As far as the balance between giving guys rest and keeping your regulars starting every day, Hoyer was diplomatic. “We have guys that want to play every day; that’s the way they view themselves as players, is doing that. And that’s hard …. [if-this, if-that questions about resting players or changing the lineup] are all almost impossible questions to answer. Because, ultimately, you can only make one decision in that moment. And if it works, people think it’s smart. And if it doesn’t, then people say you should have done the other. And you never know what thing actually led to what happened.”
Hoyer was watching the bizarre and galling 13-inning loss in Arizona while he was in Japan, and given the tiny margins by which the Cubs lost that game – inches, milliseconds, blown calls – he tried to remind himself that the Cubs were on the other side of some lucky games like that earlier this year, too: “I got on a flight later and I was still sort of staring ahead on the plane afterward to kind of think through that game because it felt like there was just so many moments of that game that felt like we were about to win and then something would happen. Sometimes you try to remember we’ve had some good fortune along the way when we have a game like that where it just feels like everything went against us and we couldn’t get any break. We’ve gotten some breaks along the way and hopefully we get some more. But that one took longer to recover from the most.”
As for that trip to Japan, I don’t know that Hoyer was going to tip his hand on any specifics for obvious reasons. “It’s a great baseball culture. Obviously, they have a lot of really good players. Making sure that’s a market that we are actively involved in is something that’s really important.” It has been reported that Hoyer would see ace righty Yoshinobu Yamamoto while there, but he likely saw many others, including lefty Shota Imanaga.
Hoyer also didn’t tip anything new off on Marcus Stroman’s role, only to say that it’s great that he’s back and hopefully he can help a beat up bullpen. To me, once Stroman pitched back-to-back games in Arizona, it did SEEM like the Cubs were thinking of him as actually, truly a reliever the rest of the way. We’ll see, but that might be it. He can certainly help.
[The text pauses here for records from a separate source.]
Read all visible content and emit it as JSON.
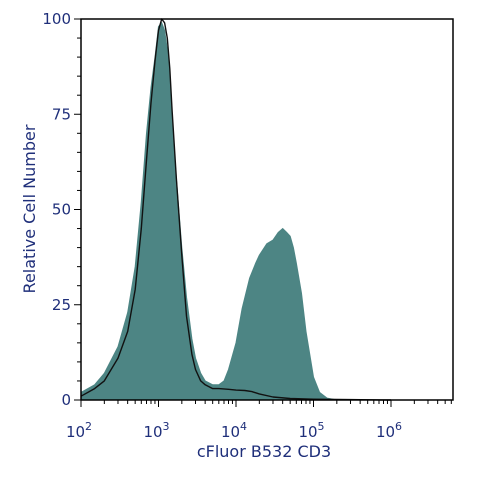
{
  "chart_data": {
    "type": "area",
    "xlabel": "cFluor B532 CD3",
    "ylabel": "Relative Cell Number",
    "x_scale": "log",
    "xlim": [
      100,
      4000000
    ],
    "ylim": [
      0,
      100
    ],
    "x_ticks": [
      {
        "value": 100,
        "base": "10",
        "exp": "2"
      },
      {
        "value": 1000,
        "base": "10",
        "exp": "3"
      },
      {
        "value": 10000,
        "base": "10",
        "exp": "4"
      },
      {
        "value": 100000,
        "base": "10",
        "exp": "5"
      },
      {
        "value": 1000000,
        "base": "10",
        "exp": "6"
      }
    ],
    "y_ticks": [
      {
        "value": 0,
        "label": "0"
      },
      {
        "value": 25,
        "label": "25"
      },
      {
        "value": 50,
        "label": "50"
      },
      {
        "value": 75,
        "label": "75"
      },
      {
        "value": 100,
        "label": "100"
      }
    ],
    "grid": false,
    "legend": "none",
    "series": [
      {
        "style": "filled",
        "color": "#4d8584",
        "x": [
          100,
          150,
          200,
          300,
          400,
          500,
          600,
          700,
          800,
          900,
          1000,
          1100,
          1200,
          1300,
          1400,
          1500,
          1700,
          2000,
          2300,
          2700,
          3000,
          3500,
          4000,
          5000,
          6000,
          7000,
          8000,
          10000,
          12000,
          15000,
          18000,
          20000,
          25000,
          30000,
          35000,
          40000,
          45000,
          50000,
          55000,
          60000,
          70000,
          80000,
          100000,
          120000,
          150000,
          200000
        ],
        "y": [
          2,
          4,
          7,
          14,
          23,
          35,
          52,
          70,
          82,
          90,
          98,
          99,
          97,
          92,
          85,
          73,
          58,
          40,
          27,
          16,
          11,
          7,
          5,
          4,
          4,
          5,
          8,
          15,
          24,
          32,
          36,
          38,
          41,
          42,
          44,
          45,
          44,
          43,
          40,
          36,
          28,
          18,
          6,
          2,
          0.5,
          0
        ]
      },
      {
        "style": "line",
        "color": "#111111",
        "x": [
          100,
          150,
          200,
          300,
          400,
          500,
          600,
          700,
          800,
          900,
          1000,
          1100,
          1200,
          1300,
          1400,
          1500,
          1700,
          2000,
          2300,
          2700,
          3000,
          3500,
          4000,
          5000,
          6000,
          8000,
          10000,
          13000,
          16000,
          20000,
          30000,
          50000,
          100000,
          300000,
          1000000
        ],
        "y": [
          1,
          3,
          5,
          11,
          18,
          29,
          45,
          63,
          78,
          89,
          97,
          100,
          99,
          95,
          87,
          76,
          58,
          38,
          22,
          12,
          8,
          5,
          4,
          3,
          3,
          2.8,
          2.6,
          2.5,
          2.2,
          1.6,
          0.8,
          0.4,
          0.2,
          0.1,
          0
        ]
      }
    ]
  }
}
As for where things go from here, Hoyer kept reiterating that the Cubs just need to play 12 good games and hopefully win four series. “The perspective I try to have, sometimes successfully, sometimes not, is if you had told us this situation on July 17 or something, you would have been elated. Obviously, we had put ourselves really in the catbird seat at one point and obviously this road trip certainly hurt that. But we would have loved to be in this position in the middle of July, and we’re here right now, and we have 12 games to play really well. That’s the nice thing is that we still very much have a situation where if we play well then we should be playing in October.”